We deceive ourselves. The quiet days build the great catastrophies. The greatest builder and demolisher is Time, and he works toward his ends on quiet days as well as on noisy days; works more rapidly and more insidiously, perhaps. If Time does nothing else to us on quiet days, he makes us a day older each day. To-day I am the indestructible granite; to-morrow a speck of dust touches me and is too small to see; the next day it is a smudge of green; the next it is a lichen; it is a patch of moss that can be brushed away with the hand; it is a cushion of wood violets and oxalis; it is a mat in which a seedling tree takes root; the roots pry and the moisture rots and the granite rock falls apart, and I am dead.

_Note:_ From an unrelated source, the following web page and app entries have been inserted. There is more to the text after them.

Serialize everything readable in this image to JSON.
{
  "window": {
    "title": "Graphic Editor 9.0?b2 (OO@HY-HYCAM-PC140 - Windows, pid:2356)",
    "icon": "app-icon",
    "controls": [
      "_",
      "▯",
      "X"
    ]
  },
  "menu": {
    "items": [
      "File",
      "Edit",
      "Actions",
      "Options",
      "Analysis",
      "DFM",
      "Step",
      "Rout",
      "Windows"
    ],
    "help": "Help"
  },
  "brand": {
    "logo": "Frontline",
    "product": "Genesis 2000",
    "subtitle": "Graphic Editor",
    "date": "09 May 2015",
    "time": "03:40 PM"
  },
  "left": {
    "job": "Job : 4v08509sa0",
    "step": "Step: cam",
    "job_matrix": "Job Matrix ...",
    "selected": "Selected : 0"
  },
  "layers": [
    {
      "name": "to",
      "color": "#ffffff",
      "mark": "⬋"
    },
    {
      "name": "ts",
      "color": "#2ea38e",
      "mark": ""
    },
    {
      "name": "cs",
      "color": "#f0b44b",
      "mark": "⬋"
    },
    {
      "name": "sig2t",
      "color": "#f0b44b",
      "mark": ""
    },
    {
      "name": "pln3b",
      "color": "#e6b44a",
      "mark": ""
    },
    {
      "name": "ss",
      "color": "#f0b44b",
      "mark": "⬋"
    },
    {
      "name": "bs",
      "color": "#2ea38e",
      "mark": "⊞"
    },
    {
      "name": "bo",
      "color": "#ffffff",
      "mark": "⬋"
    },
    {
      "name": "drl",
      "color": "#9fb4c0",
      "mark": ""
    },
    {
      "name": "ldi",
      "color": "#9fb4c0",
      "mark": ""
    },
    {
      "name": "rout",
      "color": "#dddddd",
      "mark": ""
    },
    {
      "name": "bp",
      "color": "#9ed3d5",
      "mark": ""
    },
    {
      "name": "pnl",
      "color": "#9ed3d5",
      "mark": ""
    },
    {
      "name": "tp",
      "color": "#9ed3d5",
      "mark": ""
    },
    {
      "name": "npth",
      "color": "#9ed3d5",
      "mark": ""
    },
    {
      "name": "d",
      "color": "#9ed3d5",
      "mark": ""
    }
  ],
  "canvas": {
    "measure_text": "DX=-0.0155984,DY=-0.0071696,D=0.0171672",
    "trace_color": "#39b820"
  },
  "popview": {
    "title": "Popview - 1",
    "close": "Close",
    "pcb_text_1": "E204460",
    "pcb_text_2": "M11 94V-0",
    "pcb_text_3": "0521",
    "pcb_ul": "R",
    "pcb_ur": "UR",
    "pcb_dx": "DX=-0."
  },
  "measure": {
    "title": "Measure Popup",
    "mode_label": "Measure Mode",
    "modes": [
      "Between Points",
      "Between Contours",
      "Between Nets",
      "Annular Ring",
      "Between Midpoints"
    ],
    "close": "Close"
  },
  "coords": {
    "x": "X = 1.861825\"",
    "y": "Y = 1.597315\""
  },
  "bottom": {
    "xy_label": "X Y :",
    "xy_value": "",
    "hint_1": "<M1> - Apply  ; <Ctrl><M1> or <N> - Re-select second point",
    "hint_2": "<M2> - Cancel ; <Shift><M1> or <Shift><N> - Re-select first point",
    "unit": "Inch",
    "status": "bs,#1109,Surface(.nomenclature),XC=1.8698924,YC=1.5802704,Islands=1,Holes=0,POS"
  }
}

The two months that passed so quietly and happily for Alice Dean were equally happy months for Ben Derling. He was never the youth to make of courtship a hurrah and a race; he hardly considered he was courting Alice—he was seeing her oftener than he had seen her, and enjoying it. Alice was but filling in the days and evenings as pleasantly as possible during Lanny's absence. If Ben had been the eager instigator of their meetings Alice would have drawn back, but Ben instigated nothing; Lucille Hardcome stood between them, and was the reason they met. Alice went to Lucille's because Lucille wished her musical evenings to be a success; Ben was there because he was a part of the proposed programs. The two young people were musicians, not susceptible male and female, and they met as musicians, interested in a common desire to assist Lucille. By the end of the two months Alice had greater respect and liking for Ben than she had ever imagined possible. She had thought him a dull boy; she found him solid, sincere and more than comfortable. By the end of the two months Ben, not aware that Alice was pledged, had decided that she was the girl he wished—but no hurry!—to have as a wife. Lucille was pleased but impatient. Mary Derling, seeing how things were going, was pleased but not impatient.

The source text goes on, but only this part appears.